Фауст в конце своего пути понял цену иллюзий: его мечты о власти были куплены ценой души, а земли, что он видел, остались пустыми. Заратустра смотрит на человека нищепанка и видит ту же утрату. "Сон золотой" здесь – не союз с дьяволом, а сделка с капиталом: человек отдал свою волю не за деяния, а за пиксели, за аватары, за виртуальные кроссовки, что пылятся в "Метавселенной". Техника, что могла бы стать топором в руках сверхчеловека, как у Хайдеггера, или машиной революции, как у Маркса, стала ширмой Мефистофеля, что скрывает пустоту за блеском.

В "Фаусте" дым рассеивается, и герой сталкивается с реальностью – пусть трагической, но подлинной. В нищепанке дым не уходит: он витает над ветряками, над экранами, над фабриками, что гудят ради иллюзий. Заратустра чувствует эту разницу: Фауст потерял мечту, но обрёл себя в борьбе; человек нищепанка потерял и то, и другое. Его сон золотой – не города и земли, а Марс Маска, что никогда не будет ближе, или "Метавселенная", что никогда не станет миром. Это мечты, что растворяются в дыму симулякров, оставляя лишь привкус пепла – не огня, а угасающего экрана.

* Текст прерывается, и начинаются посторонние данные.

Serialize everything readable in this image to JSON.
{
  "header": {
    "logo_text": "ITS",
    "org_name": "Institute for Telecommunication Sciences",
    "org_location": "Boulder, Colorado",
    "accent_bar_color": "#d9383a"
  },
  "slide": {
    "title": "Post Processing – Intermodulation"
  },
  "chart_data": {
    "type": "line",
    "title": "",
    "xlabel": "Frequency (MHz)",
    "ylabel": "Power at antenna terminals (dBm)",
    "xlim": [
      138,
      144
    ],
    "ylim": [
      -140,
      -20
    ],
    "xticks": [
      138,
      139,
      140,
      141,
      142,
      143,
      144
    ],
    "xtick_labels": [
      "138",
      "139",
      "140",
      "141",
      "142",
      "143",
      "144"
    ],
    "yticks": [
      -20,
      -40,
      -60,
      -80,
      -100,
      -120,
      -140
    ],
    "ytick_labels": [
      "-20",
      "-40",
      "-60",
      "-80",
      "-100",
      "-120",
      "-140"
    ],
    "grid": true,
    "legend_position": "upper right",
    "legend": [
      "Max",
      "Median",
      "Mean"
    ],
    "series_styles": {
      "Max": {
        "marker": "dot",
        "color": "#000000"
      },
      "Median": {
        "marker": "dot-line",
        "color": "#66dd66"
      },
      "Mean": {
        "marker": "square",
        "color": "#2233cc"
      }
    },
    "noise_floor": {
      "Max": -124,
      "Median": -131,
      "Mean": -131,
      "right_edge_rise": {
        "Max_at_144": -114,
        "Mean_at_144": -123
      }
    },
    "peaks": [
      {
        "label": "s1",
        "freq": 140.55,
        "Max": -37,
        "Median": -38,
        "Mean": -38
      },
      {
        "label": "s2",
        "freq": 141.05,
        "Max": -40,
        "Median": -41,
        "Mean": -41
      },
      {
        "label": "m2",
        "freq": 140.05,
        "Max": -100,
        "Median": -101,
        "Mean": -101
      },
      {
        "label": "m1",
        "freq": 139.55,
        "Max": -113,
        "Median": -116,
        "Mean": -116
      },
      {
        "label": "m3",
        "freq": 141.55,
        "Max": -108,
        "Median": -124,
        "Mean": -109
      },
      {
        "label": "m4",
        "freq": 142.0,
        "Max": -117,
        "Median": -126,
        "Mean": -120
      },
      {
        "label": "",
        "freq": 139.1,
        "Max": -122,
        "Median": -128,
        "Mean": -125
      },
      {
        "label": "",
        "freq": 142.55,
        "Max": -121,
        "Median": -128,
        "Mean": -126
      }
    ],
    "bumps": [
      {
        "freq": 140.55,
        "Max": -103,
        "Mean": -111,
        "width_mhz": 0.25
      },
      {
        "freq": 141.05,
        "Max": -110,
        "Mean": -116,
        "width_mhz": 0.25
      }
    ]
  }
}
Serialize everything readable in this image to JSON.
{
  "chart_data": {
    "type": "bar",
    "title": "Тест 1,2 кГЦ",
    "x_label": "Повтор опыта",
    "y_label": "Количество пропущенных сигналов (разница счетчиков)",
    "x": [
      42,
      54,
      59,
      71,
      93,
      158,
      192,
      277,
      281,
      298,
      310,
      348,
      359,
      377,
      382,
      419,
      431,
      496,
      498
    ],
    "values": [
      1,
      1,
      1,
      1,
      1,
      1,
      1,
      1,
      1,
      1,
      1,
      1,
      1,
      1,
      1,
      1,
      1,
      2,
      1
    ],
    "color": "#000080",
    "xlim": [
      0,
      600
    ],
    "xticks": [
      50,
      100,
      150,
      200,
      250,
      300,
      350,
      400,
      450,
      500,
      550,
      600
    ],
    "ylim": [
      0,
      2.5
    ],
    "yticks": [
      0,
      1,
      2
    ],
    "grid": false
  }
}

Заратустра отворачивается от этого пейзажа. Ветряки гудят, уголь дымит, аватары мерцают, но "сон золотой" истаял, как мираж в пустыне. Гёте дал Фаусту шанс: его душа боролась, его воля пылала. Нищепанк такого шанса не даёт: здесь нет ни борьбы, ни огня – только дым, что заволакивает горизонт. Сверхчеловек не родился, киберпанк не наступил, бытие не раскрылось – мечты о величии растворились в серой мгле, где техника стала не орудием, а обманом. Заратустра идёт дальше, но дым следует за ним – тень несбывшегося, что витает над миром, где даже Фауст остался бы лишь зрителем, глядящим на угасающий свет своих иллюзий.

II. Кризис капитализма

XX век начался с рёва машин и гудков заводских труб – мир дрожал от мощи стали, что гнула природу под волю человека. Фабрики вставали, как титаны, их дым рисовал на небе карту нового порядка: уголь, нефть, пар, электричество – всё это было не просто топливом, а кровью капитализма, что обещал изобилие и силу. Но к концу столетия этот рёв стих, сменившись шорохом цифр на экранах, треском лопнувших пузырей и эхом несбывшихся надежд. От индустриальной мощи, что возносила небоскрёбы и прокладывала рельсы через континенты, капитализм скатился к финансовым миражам, где богатство рождается не из труда, а из воздуха, растворяясь в дыму, как "сон золотой" Фауста. Это путь, что привёл к нищепанку – эпохе, где прогресс стал тенью, а капитал – фетишем без плоти.

В начале XX века капитализм был осязаем, груб, реален. Фабрики Форда в Детройте гудели, выпуская автомобили, что катились по дорогам Америки, как символ победы человека над расстоянием. Сталелитейные гиганты в Питтсбурге плавили руду, рождая мосты, что связывали берега, и корабли, что рассекали океаны. В Европе паровозы несли уголь из шахт к городам, где электричество зажигало лампы Эдисона. Это был мир Маркса: труд рабочих, дымящие трубы, машины, что воплощали прибавочную стоимость в каждом болте и каждом метре ткани. Капитализм строил – не всегда справедливо, не всегда красиво, но строил.

Эта мощь была не только материальной, но и символической. Небоскрёбы Нью-Йорка, что выросли в 20-е годы, сияли, как маяки прогресса, обещая, что капитал может вознести человека к звёздам. Великая депрессия 30-х показала трещины, но даже она не сломала веру: война 40-х оживила заводы, танки и самолёты катились с конвейеров, доказывая, что индустрия – это сила, способная менять мир. Послевоенный бум 50-х и 60-х – "золотой век" капитализма – дал домам холодильники, дорогам автомобили, детям телевизоры. Технологии работали на человека: они были громоздки, угловаты, но осязаемы, как молот в руках кузнеца.